20 Healthy Foods To Add To Your Protein Shake If You Want To Put On Size
Blend For Bulk
If you're aiming to bulk up cleanly, your blender is your best friend. With the right additions to your daily shake, you can turn a basic blend into a powerhouse of healthy fats and calories that fuel muscle growth and recovery. Here are 20 nutritious, clean, and bulk-friendly foods you can throw into your protein shake without sabotaging flavor or gains.
1. Avocado
For someone wanting to add size, avocados are gold. Packed with heart-healthy fats and approximately 240 to 320 calories per fruit, they thicken your shake while ramping up the calorie load. Creamy and full of potassium and fiber, they sneak in major gains.
2. Chia Seeds
These tiny warriors are calorie-dense, omega-3-rich, mineral-packed, and full of fiber. Chia seeds expand in liquid, making your shake thicker and more filling, perfect when trying to eat more. Scatter them into the shake. Blending is not necessary. Just one spoonful delivers long-lasting energy and muscle-building nutrition.
3. Almond Butter
A bulker’s best friend, almond butter blends in with rich, nutty flavor while delivering monounsaturated fats, fiber, vitamin E, and magnesium. One scoop turns a boring blend into a mass-gain masterpiece. It’s calorie-dense and smooths your shake while supporting muscle recovery and energy.
4. Spinach
Spinach may not scream "mass gainer," but it adds nutrients like iron and antioxidants that support muscle function and overall growth. It blends seamlessly without ruining flavor, making it the ultimate stealth health boost for those bulking smart, not sloppy.
5. Oats
Oats bring the carbs and fiber your shake needs when you’re chasing size. They're slow-digesting, which means sustained energy and a thicker, meal-worthy blend. Rich in beta-glucan and other muscle-friendly nutrients, half a cup adds serious substance to your shake and your gains.
6. Banana
Bulking without bananas? It's a mistake. This naturally sweet fruit adds creamy texture, fast-acting carbohydrates, and essential minerals like potassium for muscle repair and hydration. Great before or after workouts, bananas fuel recovery and keep your shake tasting dessert-like without needing sugar or artificial sweeteners.
7. Sunflower Seed Butter
A lesser-known but powerful bulking ally, sunflower seed butter delivers healthy fats, plant-based protein, and over 90 calories per tablespoon. It’s nut-free, subtly sweet, and blends smoothly into any shake. Ideal for those with allergies or just looking to shake things up.

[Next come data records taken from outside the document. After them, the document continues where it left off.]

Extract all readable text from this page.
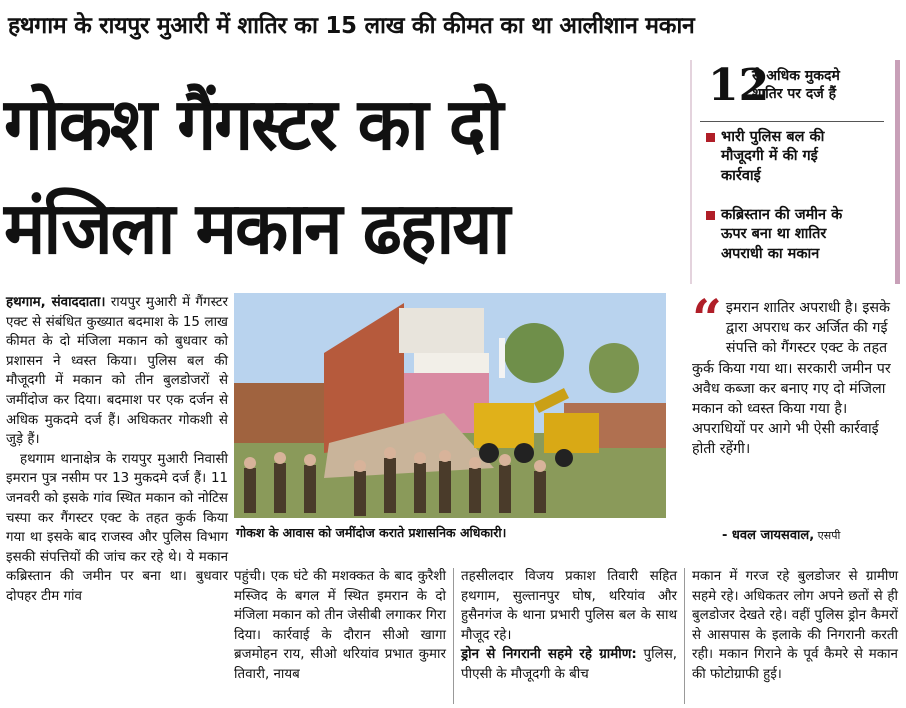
हथगाम के रायपुर मुआरी में शातिर का 15 लाख की कीमत का था आलीशान मकान
गोकश गैंगस्टर का दो
मंजिला मकान ढहाया
12
से अधिक मुकदमे
शातिर पर दर्ज हैं
भारी पुलिस बल की
मौजूदगी में की गई
कार्रवाई
कब्रिस्तान की जमीन के
ऊपर बना था शातिर
अपराधी का मकान
हथगाम, संवाददाता। रायपुर मुआरी में गैंगस्टर एक्ट से संबंधित कुख्यात बदमाश के 15 लाख कीमत के दो मंजिला मकान को बुधवार को प्रशासन ने ध्वस्त किया। पुलिस बल की मौजूदगी में मकान को तीन बुलडोजरों से जमींदोज कर दिया। बदमाश पर एक दर्जन से अधिक मुकदमे दर्ज हैं। अधिकतर गोकशी से जुड़े हैं।
हथगाम थानाक्षेत्र के रायपुर मुआरी निवासी इमरान पुत्र नसीम पर 13 मुकदमे दर्ज हैं। 11 जनवरी को इसके गांव स्थित मकान को नोटिस चस्पा कर गैंगस्टर एक्ट के तहत कुर्क किया गया था इसके बाद राजस्व और पुलिस विभाग इसकी संपत्तियों की जांच कर रहे थे। ये मकान कब्रिस्तान की जमीन पर बना था। बुधवार दोपहर टीम गांव
गोकश के आवास को जमींदोज कराते प्रशासनिक अधिकारी।
“ इमरान शातिर अपराधी है। इसके द्वारा अपराध कर अर्जित की गई संपत्ति को गैंगस्टर एक्ट के तहत कुर्क किया गया था। सरकारी जमीन पर अवैध कब्जा कर बनाए गए दो मंजिला मकान को ध्वस्त किया गया है। अपराधियों पर आगे भी ऐसी कार्रवाई होती रहेंगी।
- धवल जायसवाल, एसपी
पहुंची। एक घंटे की मशक्कत के बाद कुरैशी मस्जिद के बगल में स्थित इमरान के दो मंजिला मकान को तीन जेसीबी लगाकर गिरा दिया। कार्रवाई के दौरान सीओ खागा ब्रजमोहन राय, सीओ थरियांव प्रभात कुमार तिवारी, नायब
तहसीलदार विजय प्रकाश तिवारी सहित हथगाम, सुल्तानपुर घोष, थरियांव और हुसैनगंज के थाना प्रभारी पुलिस बल के साथ मौजूद रहे।
ड्रोन से निगरानी सहमे रहे ग्रामीण: पुलिस, पीएसी के मौजूदगी के बीच
मकान में गरज रहे बुलडोजर से ग्रामीण सहमे रहे। अधिकतर लोग अपने छतों से ही बुलडोजर देखते रहे। वहीं पुलिस ड्रोन कैमरों से आसपास के इलाके की निगरानी करती रही। मकान गिराने के पूर्व कैमरे से मकान की फोटोग्राफी हुई।
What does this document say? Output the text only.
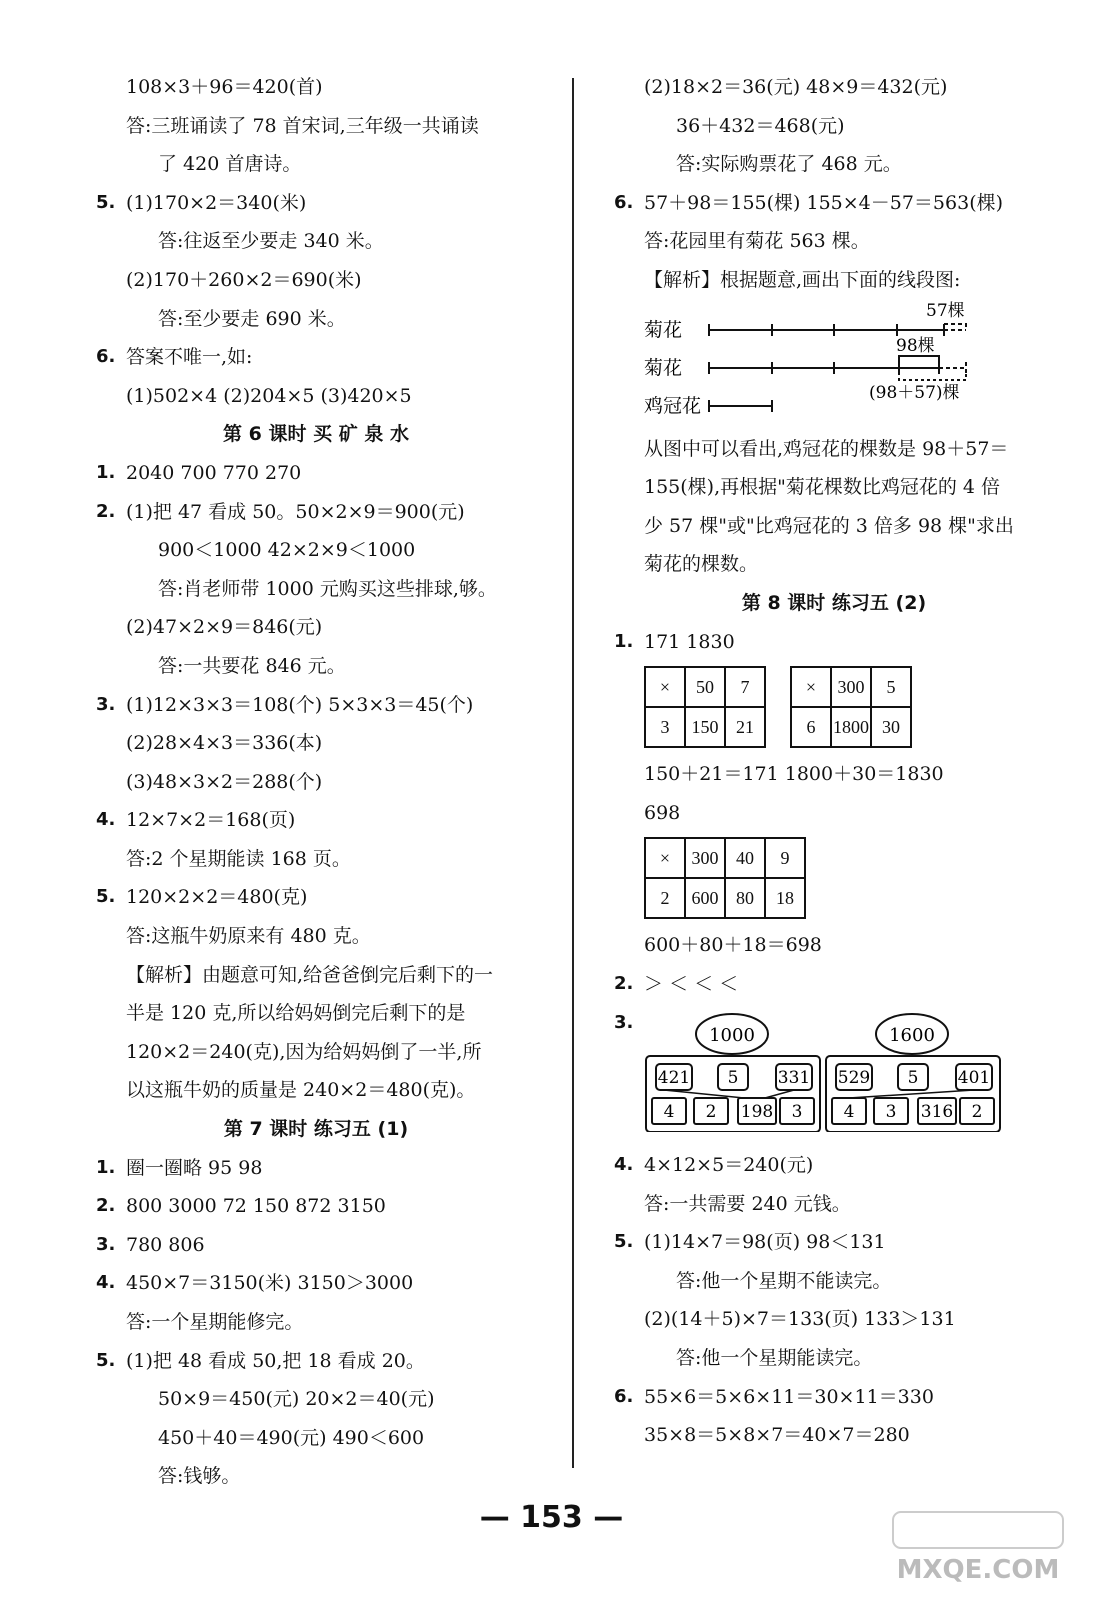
108×3＋96＝420(首)
答:三班诵读了 78 首宋词,三年级一共诵读
了 420 首唐诗。
5. (1)170×2＝340(米)
答:往返至少要走 340 米。
(2)170＋260×2＝690(米)
答:至少要走 690 米。
6. 答案不唯一,如:
(1)502×4 (2)204×5 (3)420×5
第 6 课时 买 矿 泉 水
1. 2040 700 770 270
2. (1)把 47 看成 50。50×2×9＝900(元)
900＜1000 42×2×9＜1000
答:肖老师带 1000 元购买这些排球,够。
(2)47×2×9＝846(元)
答:一共要花 846 元。
3. (1)12×3×3＝108(个) 5×3×3＝45(个)
(2)28×4×3＝336(本)
(3)48×3×2＝288(个)
4. 12×7×2＝168(页)
答:2 个星期能读 168 页。
5. 120×2×2＝480(克)
答:这瓶牛奶原来有 480 克。
【解析】由题意可知,给爸爸倒完后剩下的一
半是 120 克,所以给妈妈倒完后剩下的是
120×2＝240(克),因为给妈妈倒了一半,所
以这瓶牛奶的质量是 240×2＝480(克)。
第 7 课时 练习五 (1)
1. 圈一圈略 95 98
2. 800 3000 72 150 872 3150
3. 780 806
4. 450×7＝3150(米) 3150＞3000
答:一个星期能修完。
5. (1)把 48 看成 50,把 18 看成 20。
50×9＝450(元) 20×2＝40(元)
450＋40＝490(元) 490＜600
答:钱够。
(2)18×2＝36(元) 48×9＝432(元)
36＋432＝468(元)
答:实际购票花了 468 元。
6. 57＋98＝155(棵) 155×4－57＝563(棵)
答:花园里有菊花 563 棵。
【解析】根据题意,画出下面的线段图:
菊花
菊花
鸡冠花
57棵
98棵
(98＋57)棵
从图中可以看出,鸡冠花的棵数是 98＋57＝
155(棵),再根据"菊花棵数比鸡冠花的 4 倍
少 57 棵"或"比鸡冠花的 3 倍多 98 棵"求出
菊花的棵数。
第 8 课时 练习五 (2)
1. 171 1830
×	50	7
3	150	21
×	300	5
6	1800	30
150＋21＝171 1800＋30＝1830
698
×	300	40	9
2	600	80	18
600＋80＋18＝698
2. ＞ ＜ ＜ ＜
3.
1000
421 5 331
4 2 198 3
1600
529 5 401
4 3 316 2
4. 4×12×5＝240(元)
答:一共需要 240 元钱。
5. (1)14×7＝98(页) 98＜131
答:他一个星期不能读完。
(2)(14＋5)×7＝133(页) 133＞131
答:他一个星期能读完。
6. 55×6＝5×6×11＝30×11＝330
35×8＝5×8×7＝40×7＝280
— 153 —
MXQE.COM
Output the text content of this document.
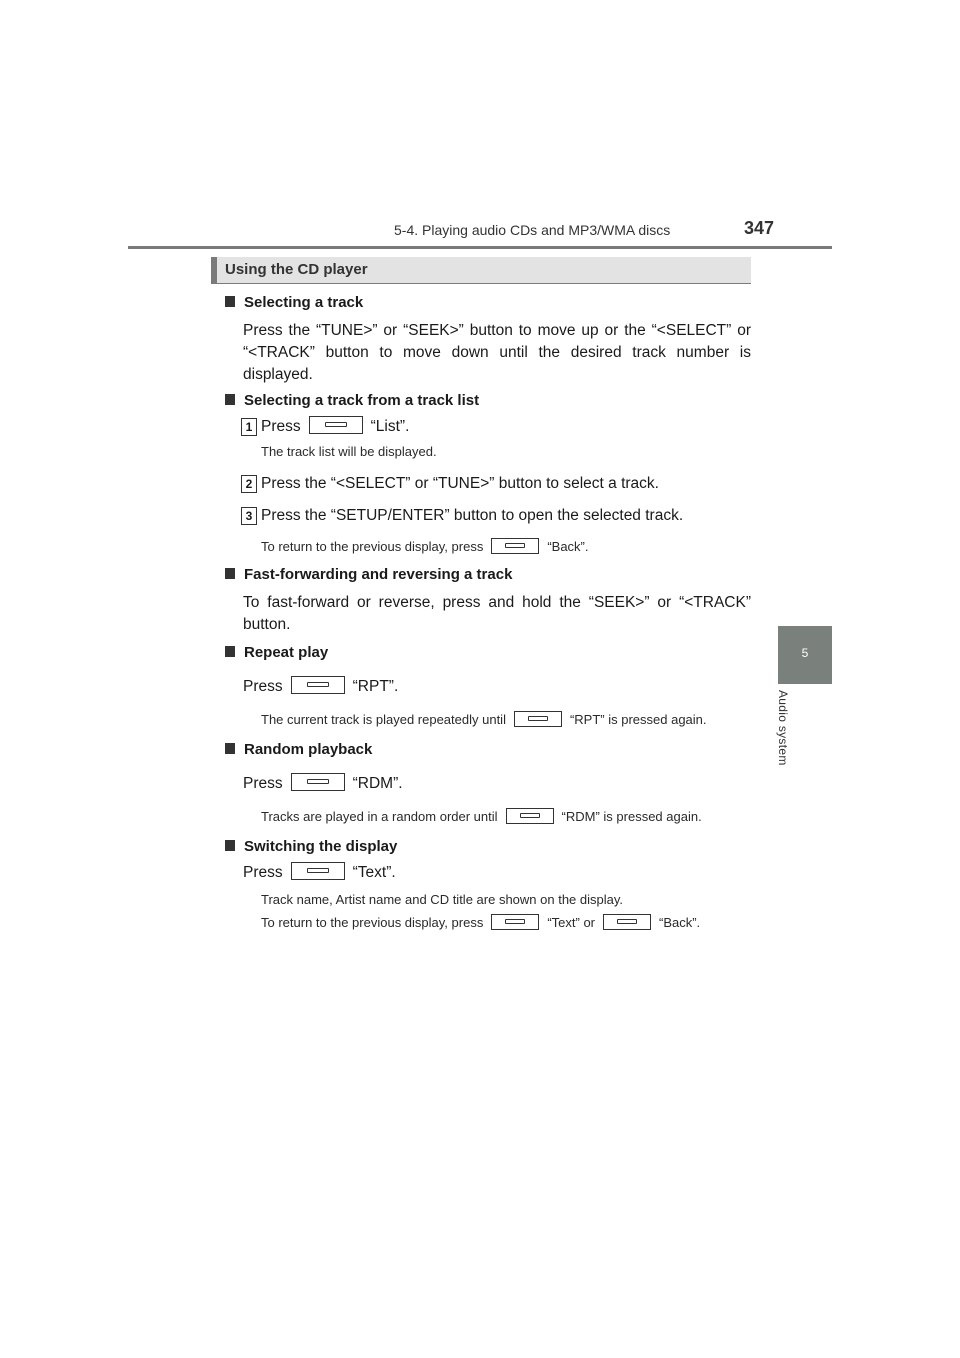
5-4. Playing audio CDs and MP3/WMA discs	347
5
Audio system
Using the CD player
Selecting a track
Press the “TUNE>” or “SEEK>” button to move up or the “<SELECT” or “<TRACK” button to move down until the desired track number is displayed.
Selecting a track from a track list
1 Press	“List”.
The track list will be displayed.
2 Press the “<SELECT” or “TUNE>” button to select a track.
3 Press the “SETUP/ENTER” button to open the selected track.
To return to the previous display, press	“Back”.
Fast-forwarding and reversing a track
To fast-forward or reverse, press and hold the “SEEK>” or “<TRACK” button.
Repeat play
Press	“RPT”.
The current track is played repeatedly until	“RPT” is pressed again.
Random playback
Press	“RDM”.
Tracks are played in a random order until	“RDM” is pressed again.
Switching the display
Press	“Text”.
Track name, Artist name and CD title are shown on the display.
To return to the previous display, press	“Text” or	“Back”.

HOW TO MAKE SUNFLOWER SEED BUTTER | Allergy-Free Peanut Butter Alternative by Food to Live
8. Cacao Powder
Dark and antioxidant-loaded, cacao powder brings a chocolatey kick and real health perks. It supports circulation and mood, which is important when training hard and eating big. Add a tablespoon for deeper flavor and bonus compounds that work behind the scenes to support performance.
9. MCT Oil
For a calorie bump that goes down easy, MCT oil is king. This fast-digesting fat delivers clean energy, supports metabolism, and boosts your overall intake without chewing more food. It supports muscle growth and size gains by providing a readily available energy source.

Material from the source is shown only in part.